NIAID Director Discusses Science Behind HIV/AIDS Treatment, Prevention


COM-Fauci collage

Anthony Fauci, MD, director of the National Institute of Allergy and Infectious Diseases (NIAID) at the National Institutes of Health (NIH), was a special guest on the Medical Campus on Thursday, May 18.

Selected as the commencement speaker for the MD & PhD convocation exercises, Fauci spent the day in Boston, beginning with a morning Grand Rounds on “Ending the HIV/AIDS Pandemnic” just hours before he delivered his address at Agganis Arena.

“The underlying theme is that we got to where we are by following the science and we will get to where we want to be by following the science,” Fauci said as he began his presentation. “I feel reasonably confident that we will see a durable end to the AIDS pandemic within a reasonable time.”

Appointed director in 1984 to oversee research aimed at preventing, diagnosing, and treating diseases such as HIV/AIDS, tuberculosis, Ebola and Zika, Fauci has advised five US Presidents and the US Department of Health and Human Services on global health issues.

According to Fauci, as of 2015 there were an estimated 36.7 million people living with HIV globally, with an estimated 2.1 million new HIV infections diagnosed in 2015. In the United States, an estimated 1.2 million people are living with HIV, 13 percent of whom do not know they are infected. In 2015, people 13-24 years old accounted for nearly a quarter of the HIV diagnoses.

Throughout his presentation, Fauci focused on the science behind HIV/AIDS and the antiretroviral therapy (ART) treatment protocol. ART drugs do not cure HIV/AIDS, but can prevent the growth of the virus. In the 1980s, before ART, the average life expectancy for a 20-year-old newly diagnosed with HIV was about 12 years. Today, with ART, the average life expectancy for the same patient is about 53 years.

“We now have about 35 antiretroviral drugs that, when given in a combination of three or four, has completely changed the lives of HIV individuals,” he said. “Today, if a person comes in who is 20-plus years old who is recently infected and I put him on a antiretroviral regiment, I can honestly look him or her in the eye and say that you will live an additional 50-plus years, which brings you almost to a normal life expectancy.”

Fauci also addressed options for prevention, such as STI treatment, HIV testing and counseling, blood supply screening, and education. He also discussed HIV PrEP: pre-exposure prophylaxis. HIV PrEP is the use of an antiretroviral medication by at-risk uninfected individuals to prevent the acquisition of HIV infection.

“The foundation for HIV treatment and prevention starts off with HIV testing, so everybody needs to be tested at least once,” he said. “If we want to talk about a perfect world, we are only halfway there.”

When analyzing treatment programs across the United State, Fauci highlighted the RAPID program in San Francisco, where professionals administer treatment drugs as soon as a patient tests positive for HIV. In Massachusetts, Fauci said that of the newly diagnosed cases, 79 percent of them are receiving care. A high percentage of those receiving care are retained in care and nearly 80 percent of those who are retained in care have successfully suppressed the virus.

“Even without a vaccine, we do now have the tools to end the HIV/AIDS epidemic,” he said.

After an early lunch with faculty, Fauci received a warm welcome from the Class of 2017 and their family and friends gathered at Agganis for the graduation ceremony.

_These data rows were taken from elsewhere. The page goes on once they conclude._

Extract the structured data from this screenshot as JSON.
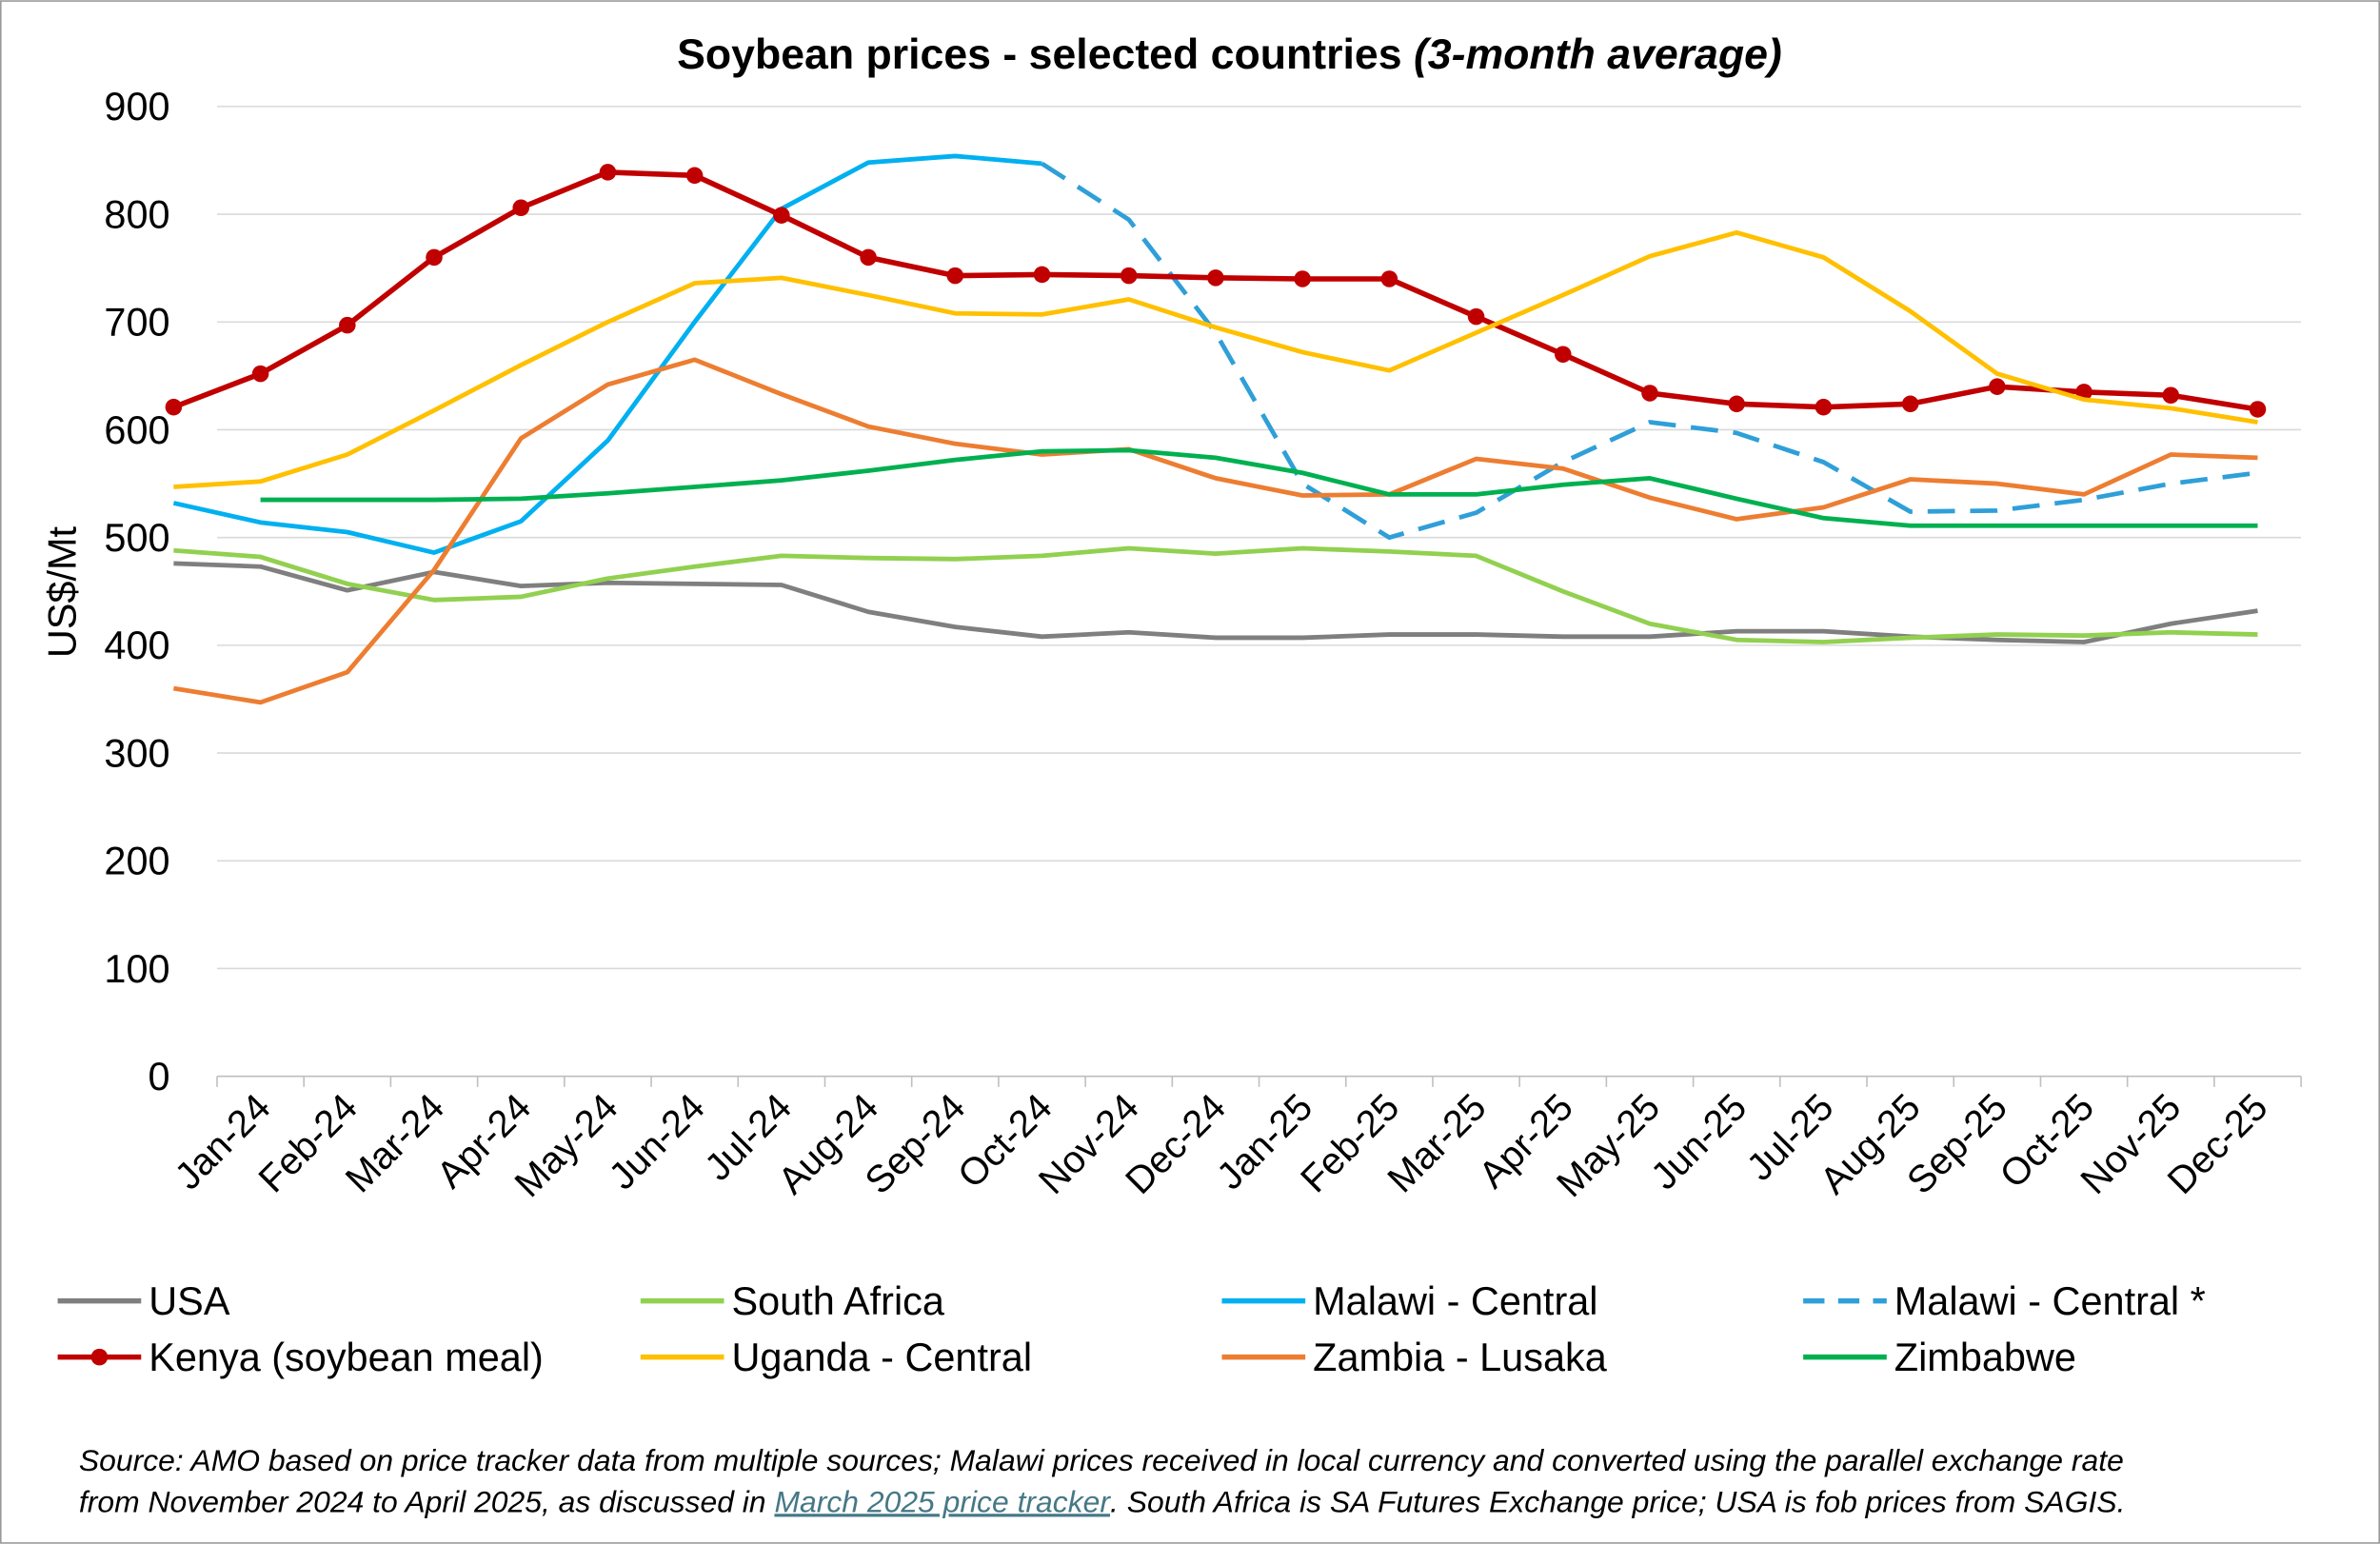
{
  "chart_data": {
    "type": "line",
    "title": "Soybean prices - selected countries",
    "title_italic": "(3-month average)",
    "y_label": "US$/Mt",
    "categories": [
      null,
      "Jan-24",
      "Feb-24",
      "Mar-24",
      "Apr-24",
      "May-24",
      "Jun-24",
      "Jul-24",
      "Aug-24",
      "Sep-24",
      "Oct-24",
      "Nov-24",
      "Dec-24",
      "Jan-25",
      "Feb-25",
      "Mar-25",
      "Apr-25",
      "May-25",
      "Jun-25",
      "Jul-25",
      "Aug-25",
      "Sep-25",
      "Oct-25",
      "Nov-25",
      "Dec-25"
    ],
    "ylim": [
      0,
      900
    ],
    "yticks": [
      0,
      100,
      200,
      300,
      400,
      500,
      600,
      700,
      800,
      900
    ],
    "grid": true,
    "legend": "bottom",
    "series": [
      {
        "name": "USA",
        "color": "#7f7f7f",
        "values": [
          476,
          473,
          451,
          468,
          455,
          458,
          457,
          456,
          431,
          417,
          408,
          412,
          407,
          407,
          410,
          410,
          408,
          408,
          413,
          413,
          408,
          405,
          403,
          420,
          432
        ]
      },
      {
        "name": "South Africa",
        "color": "#92d050",
        "values": [
          488,
          482,
          457,
          442,
          445,
          462,
          473,
          483,
          481,
          480,
          483,
          490,
          485,
          490,
          487,
          483,
          450,
          420,
          405,
          403,
          407,
          410,
          409,
          412,
          410
        ]
      },
      {
        "name": "Malawi - Central",
        "color": "#00b0f0",
        "values": [
          532,
          514,
          505,
          486,
          515,
          590,
          700,
          805,
          848,
          854,
          847,
          null,
          null,
          null,
          null,
          null,
          null,
          null,
          null,
          null,
          null,
          null,
          null,
          null,
          null
        ]
      },
      {
        "name": "Malawi - Central *",
        "color": "#2f9fd8",
        "dash": true,
        "values": [
          null,
          null,
          null,
          null,
          null,
          null,
          null,
          null,
          null,
          null,
          847,
          795,
          690,
          550,
          500,
          523,
          570,
          607,
          597,
          570,
          524,
          525,
          535,
          550,
          560
        ]
      },
      {
        "name": "Kenya (soybean meal)",
        "color": "#c00000",
        "marker": true,
        "values": [
          621,
          652,
          697,
          760,
          806,
          839,
          836,
          799,
          760,
          743,
          744,
          743,
          741,
          740,
          740,
          705,
          670,
          634,
          624,
          621,
          624,
          640,
          635,
          632,
          619
        ]
      },
      {
        "name": "Uganda - Central",
        "color": "#ffc000",
        "values": [
          547,
          552,
          577,
          618,
          660,
          700,
          736,
          741,
          725,
          708,
          707,
          721,
          695,
          672,
          655,
          690,
          725,
          761,
          783,
          760,
          710,
          652,
          628,
          620,
          607
        ]
      },
      {
        "name": "Zambia - Lusaka",
        "color": "#ed7d31",
        "values": [
          360,
          347,
          375,
          470,
          592,
          642,
          665,
          633,
          603,
          587,
          577,
          582,
          555,
          539,
          540,
          573,
          564,
          537,
          517,
          528,
          554,
          550,
          540,
          577,
          574
        ]
      },
      {
        "name": "Zimbabwe",
        "color": "#00b050",
        "values": [
          null,
          535,
          535,
          535,
          536,
          541,
          547,
          553,
          562,
          572,
          580,
          581,
          574,
          560,
          540,
          540,
          549,
          555,
          536,
          518,
          511,
          511,
          511,
          511,
          511
        ]
      }
    ],
    "source_before": "Source: AMO based on price tracker data from multiple sources; Malawi prices received in local currency and converted using the parallel exchange rate",
    "source_line2_before": "from November 2024 to April 2025, as discussed in ",
    "source_link": "March 2025 price tracker",
    "source_after": ". South Africa is SA Futures Exchange price; USA is fob prices from SAGIS."
  }
}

“The evolution in Medicine and the Biological Sciences will be beyond your control, but you will be a part of it, hanging on seemingly for dear life to keep up with it,” Fauci said as he addressed the graduates. “Rest assured that being bored will not be a problem for you.”

Fauci reflected on his own graduation from medical school, and the feeling of anxiety he had looking forward to a medical career specializing in infectious diseases at a time when it was assumed the “war on infectious diseases” was essentially won. Just a few years later the HIV/AIDS outbreak occurred and the infectious diseases that followed – SARS, H1N1, Ebola, Zika – defined his career. While not every medical and scientific advancement in the future will be as dramatic, Fauci advised the students to be prepared for the unknown.

He also took a moment to address the importance of “global leadership in medicine.” In the 21st century, it is apparent we live in a global community and what happens in the United States has an impact on the rest of the world, he said.

“Your generation as a whole and some of you as individuals will be setting the example — and the world will look to you for leadership, be it in clinical medicine, teaching, research, administration or public health. Indeed, your generation of physicians and biomedical scientists will serve as the gold standard for the rest of the world.”